De Griekse kunstenaar Jean Georges Pandellis reist in 1922 via Engeland, Parijs en Brits- en Frans-Guyana naar Suriname. Het is in die tijd bijzonder dat een internationale kunstenaar zich in Paramaribo vestigt. Pandellis geeft er tekenles aan de Ambachtsschool alsook in zijn eigen atelier, waar hij sjabloneren, batikken, schilderen en tekenen doceert. In 1927 exposeert hij samen met zijn leerlingen onder meer nageschilderde kunstplaten en foto’s in Paramaribo. Pandellis begeleidt onder anderen de later succesvolle kunstenaars Wim Bos Verschuur en Leo Glans. In 1928 vertrekt hij naar Curaçao en woont daarna vanaf 1936 tot zijn overlijden op Aruba. Op beide eilanden zet hij zich in voor de ontwikkeling van kunsttalenten.

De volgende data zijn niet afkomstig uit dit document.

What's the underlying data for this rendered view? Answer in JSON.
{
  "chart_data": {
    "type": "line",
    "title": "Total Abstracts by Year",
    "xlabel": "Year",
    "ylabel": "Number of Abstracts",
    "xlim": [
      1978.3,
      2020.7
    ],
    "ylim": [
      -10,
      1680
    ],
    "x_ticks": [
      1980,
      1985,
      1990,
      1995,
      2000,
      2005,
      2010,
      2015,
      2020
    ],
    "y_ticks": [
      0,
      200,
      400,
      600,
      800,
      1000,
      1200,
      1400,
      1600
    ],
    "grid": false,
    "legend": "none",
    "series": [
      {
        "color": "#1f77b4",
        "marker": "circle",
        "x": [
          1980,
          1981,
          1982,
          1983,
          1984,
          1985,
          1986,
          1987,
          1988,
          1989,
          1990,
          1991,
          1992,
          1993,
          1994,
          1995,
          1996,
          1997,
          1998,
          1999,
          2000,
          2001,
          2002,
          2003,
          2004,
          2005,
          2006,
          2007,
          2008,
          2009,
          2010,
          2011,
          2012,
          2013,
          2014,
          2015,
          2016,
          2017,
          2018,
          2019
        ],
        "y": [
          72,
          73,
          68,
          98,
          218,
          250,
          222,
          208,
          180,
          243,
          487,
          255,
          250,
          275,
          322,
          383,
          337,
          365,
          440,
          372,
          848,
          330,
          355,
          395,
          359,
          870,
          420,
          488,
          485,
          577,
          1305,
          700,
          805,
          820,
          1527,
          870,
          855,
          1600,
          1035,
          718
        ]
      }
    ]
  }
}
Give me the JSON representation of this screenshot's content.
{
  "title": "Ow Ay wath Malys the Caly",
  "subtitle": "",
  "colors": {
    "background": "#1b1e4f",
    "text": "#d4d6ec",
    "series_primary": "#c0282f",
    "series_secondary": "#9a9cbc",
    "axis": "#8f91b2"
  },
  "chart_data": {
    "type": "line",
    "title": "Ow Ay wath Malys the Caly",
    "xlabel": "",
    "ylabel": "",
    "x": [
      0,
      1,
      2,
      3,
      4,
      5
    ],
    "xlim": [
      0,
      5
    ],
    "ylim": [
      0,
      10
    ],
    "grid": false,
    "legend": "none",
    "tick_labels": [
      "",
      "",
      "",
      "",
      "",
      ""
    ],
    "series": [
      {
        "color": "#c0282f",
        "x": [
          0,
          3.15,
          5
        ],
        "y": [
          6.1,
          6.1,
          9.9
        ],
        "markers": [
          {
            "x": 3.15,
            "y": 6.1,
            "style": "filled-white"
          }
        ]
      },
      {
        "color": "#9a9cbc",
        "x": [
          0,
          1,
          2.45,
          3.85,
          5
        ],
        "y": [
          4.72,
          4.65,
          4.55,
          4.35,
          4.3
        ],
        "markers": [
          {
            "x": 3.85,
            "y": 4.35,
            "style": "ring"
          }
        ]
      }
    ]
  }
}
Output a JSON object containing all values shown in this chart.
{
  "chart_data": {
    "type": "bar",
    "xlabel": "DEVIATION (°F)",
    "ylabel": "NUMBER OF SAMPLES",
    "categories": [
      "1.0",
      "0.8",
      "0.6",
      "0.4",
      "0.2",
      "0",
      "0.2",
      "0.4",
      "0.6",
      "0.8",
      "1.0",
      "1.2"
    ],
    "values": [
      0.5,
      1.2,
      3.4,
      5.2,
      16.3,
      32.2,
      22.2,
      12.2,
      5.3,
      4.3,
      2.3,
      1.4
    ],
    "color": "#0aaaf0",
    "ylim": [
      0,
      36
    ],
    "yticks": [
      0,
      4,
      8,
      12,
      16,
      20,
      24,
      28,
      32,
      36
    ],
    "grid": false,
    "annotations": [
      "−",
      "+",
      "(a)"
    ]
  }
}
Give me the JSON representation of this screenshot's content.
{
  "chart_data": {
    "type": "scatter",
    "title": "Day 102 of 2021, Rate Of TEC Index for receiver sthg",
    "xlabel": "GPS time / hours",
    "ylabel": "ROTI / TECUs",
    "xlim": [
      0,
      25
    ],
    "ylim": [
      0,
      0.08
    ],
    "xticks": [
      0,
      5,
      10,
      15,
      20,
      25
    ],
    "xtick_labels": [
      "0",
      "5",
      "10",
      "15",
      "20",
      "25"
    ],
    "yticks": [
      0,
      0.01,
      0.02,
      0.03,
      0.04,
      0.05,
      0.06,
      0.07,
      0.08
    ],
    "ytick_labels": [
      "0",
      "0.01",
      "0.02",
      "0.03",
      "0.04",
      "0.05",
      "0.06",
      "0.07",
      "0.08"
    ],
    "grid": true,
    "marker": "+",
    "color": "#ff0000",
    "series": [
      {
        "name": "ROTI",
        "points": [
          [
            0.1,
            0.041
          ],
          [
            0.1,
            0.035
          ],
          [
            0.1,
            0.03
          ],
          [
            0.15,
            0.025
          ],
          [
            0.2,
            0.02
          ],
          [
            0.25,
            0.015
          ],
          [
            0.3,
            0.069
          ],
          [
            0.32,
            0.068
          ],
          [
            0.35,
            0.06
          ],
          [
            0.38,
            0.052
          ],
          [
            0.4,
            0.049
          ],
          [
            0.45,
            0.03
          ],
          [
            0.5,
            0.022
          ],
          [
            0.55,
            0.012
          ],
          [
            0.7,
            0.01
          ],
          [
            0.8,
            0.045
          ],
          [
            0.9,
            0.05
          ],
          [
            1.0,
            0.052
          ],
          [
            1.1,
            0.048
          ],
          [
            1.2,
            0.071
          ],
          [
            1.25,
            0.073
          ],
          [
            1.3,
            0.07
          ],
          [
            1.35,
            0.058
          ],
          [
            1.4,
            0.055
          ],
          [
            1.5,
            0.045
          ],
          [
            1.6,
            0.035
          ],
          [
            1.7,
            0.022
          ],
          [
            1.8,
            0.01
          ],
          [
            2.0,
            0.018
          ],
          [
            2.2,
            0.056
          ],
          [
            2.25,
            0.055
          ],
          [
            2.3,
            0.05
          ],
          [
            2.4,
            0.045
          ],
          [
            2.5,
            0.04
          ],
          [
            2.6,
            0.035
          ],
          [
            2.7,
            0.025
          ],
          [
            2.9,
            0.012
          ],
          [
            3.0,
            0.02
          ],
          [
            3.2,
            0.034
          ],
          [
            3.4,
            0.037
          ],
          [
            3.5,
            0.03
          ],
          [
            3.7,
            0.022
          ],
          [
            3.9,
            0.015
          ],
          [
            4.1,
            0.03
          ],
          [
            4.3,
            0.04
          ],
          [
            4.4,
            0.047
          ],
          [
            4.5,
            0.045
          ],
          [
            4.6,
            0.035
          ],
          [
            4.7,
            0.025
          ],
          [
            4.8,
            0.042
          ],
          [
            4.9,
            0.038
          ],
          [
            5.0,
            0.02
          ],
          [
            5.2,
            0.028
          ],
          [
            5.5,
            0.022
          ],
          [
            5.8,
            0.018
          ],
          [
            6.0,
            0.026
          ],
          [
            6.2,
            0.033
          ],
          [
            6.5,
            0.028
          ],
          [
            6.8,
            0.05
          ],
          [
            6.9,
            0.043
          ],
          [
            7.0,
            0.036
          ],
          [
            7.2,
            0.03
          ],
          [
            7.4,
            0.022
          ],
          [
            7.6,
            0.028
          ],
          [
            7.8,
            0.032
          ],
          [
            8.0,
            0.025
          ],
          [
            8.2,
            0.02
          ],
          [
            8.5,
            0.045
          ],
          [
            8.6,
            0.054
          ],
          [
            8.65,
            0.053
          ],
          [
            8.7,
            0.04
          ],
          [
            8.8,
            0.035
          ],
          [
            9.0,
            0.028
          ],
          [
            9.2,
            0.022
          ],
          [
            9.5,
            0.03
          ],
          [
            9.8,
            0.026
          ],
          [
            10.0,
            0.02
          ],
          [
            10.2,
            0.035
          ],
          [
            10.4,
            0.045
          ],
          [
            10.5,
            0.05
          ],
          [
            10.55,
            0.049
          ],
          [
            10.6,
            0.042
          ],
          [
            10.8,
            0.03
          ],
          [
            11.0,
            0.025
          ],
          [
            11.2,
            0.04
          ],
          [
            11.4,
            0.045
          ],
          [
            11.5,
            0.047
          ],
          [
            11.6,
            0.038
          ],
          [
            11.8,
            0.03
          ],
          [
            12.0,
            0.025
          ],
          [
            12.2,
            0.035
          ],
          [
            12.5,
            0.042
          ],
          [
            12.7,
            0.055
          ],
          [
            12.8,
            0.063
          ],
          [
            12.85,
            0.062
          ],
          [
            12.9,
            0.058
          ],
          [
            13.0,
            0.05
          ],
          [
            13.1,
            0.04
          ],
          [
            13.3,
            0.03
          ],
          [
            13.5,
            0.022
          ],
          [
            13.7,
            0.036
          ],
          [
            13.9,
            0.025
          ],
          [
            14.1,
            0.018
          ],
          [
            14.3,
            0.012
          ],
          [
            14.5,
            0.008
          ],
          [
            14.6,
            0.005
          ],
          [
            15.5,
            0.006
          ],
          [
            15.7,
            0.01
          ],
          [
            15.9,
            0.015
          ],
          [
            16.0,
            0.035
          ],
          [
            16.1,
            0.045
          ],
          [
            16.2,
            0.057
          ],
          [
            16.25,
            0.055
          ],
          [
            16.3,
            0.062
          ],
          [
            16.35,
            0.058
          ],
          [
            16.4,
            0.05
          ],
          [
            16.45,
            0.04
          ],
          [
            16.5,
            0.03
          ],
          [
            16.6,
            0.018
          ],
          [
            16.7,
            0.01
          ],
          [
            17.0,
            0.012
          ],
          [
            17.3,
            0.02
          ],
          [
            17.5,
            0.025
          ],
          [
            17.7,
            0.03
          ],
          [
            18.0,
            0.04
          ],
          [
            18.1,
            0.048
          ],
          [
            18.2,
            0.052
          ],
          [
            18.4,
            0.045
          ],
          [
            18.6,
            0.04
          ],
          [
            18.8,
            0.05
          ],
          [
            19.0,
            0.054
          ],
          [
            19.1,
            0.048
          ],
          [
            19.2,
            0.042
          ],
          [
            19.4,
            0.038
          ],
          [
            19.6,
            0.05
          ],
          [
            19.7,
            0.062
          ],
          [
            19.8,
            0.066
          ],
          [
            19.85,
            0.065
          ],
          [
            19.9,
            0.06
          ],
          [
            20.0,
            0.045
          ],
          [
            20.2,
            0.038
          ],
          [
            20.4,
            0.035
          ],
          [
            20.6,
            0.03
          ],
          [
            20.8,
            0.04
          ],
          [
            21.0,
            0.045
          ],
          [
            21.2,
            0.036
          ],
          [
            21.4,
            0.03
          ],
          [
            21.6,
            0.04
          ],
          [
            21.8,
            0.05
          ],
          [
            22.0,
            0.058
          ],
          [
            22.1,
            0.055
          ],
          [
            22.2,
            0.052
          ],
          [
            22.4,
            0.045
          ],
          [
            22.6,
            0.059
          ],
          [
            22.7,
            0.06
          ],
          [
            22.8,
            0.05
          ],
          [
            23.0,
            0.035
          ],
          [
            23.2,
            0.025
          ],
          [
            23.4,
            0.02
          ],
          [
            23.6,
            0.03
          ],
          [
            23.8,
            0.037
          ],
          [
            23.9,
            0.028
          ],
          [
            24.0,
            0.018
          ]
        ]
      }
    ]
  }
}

Leo Glans, geboren in een creoolse middenstandfamilie, leert in de jaren 1920 in Paramaribo in een Europese stijl schilderen en tekenen. Het onderwijs dat hij bij Nederlandse fraters volgt, is geënt op Nederlandse lesmethodes en voorbeelden. Schilder- en tekenles krijgt hij van de Griekse kunstenaar Pandellis en de Surinaamse kunstenaar Wim Bos Verschuur, bij wie hij onder meer Bijbelse voorstellingen naar reproducties leert schilderen. Omdat er geen bevoegde kunstopleiding in Suriname is, vertrekt hij samen met Bos Verschuur in 1929 naar Nederland. Glans is de eerste Surinamer die in 1934 afstudeert aan de Rijksakademie in Amsterdam, waar hij zich toelegt op portretten en figuurstudies. Door lepra wordt Glans begin jaren 1940 blind en moet hij zijn carrière vroegtijdig afbreken.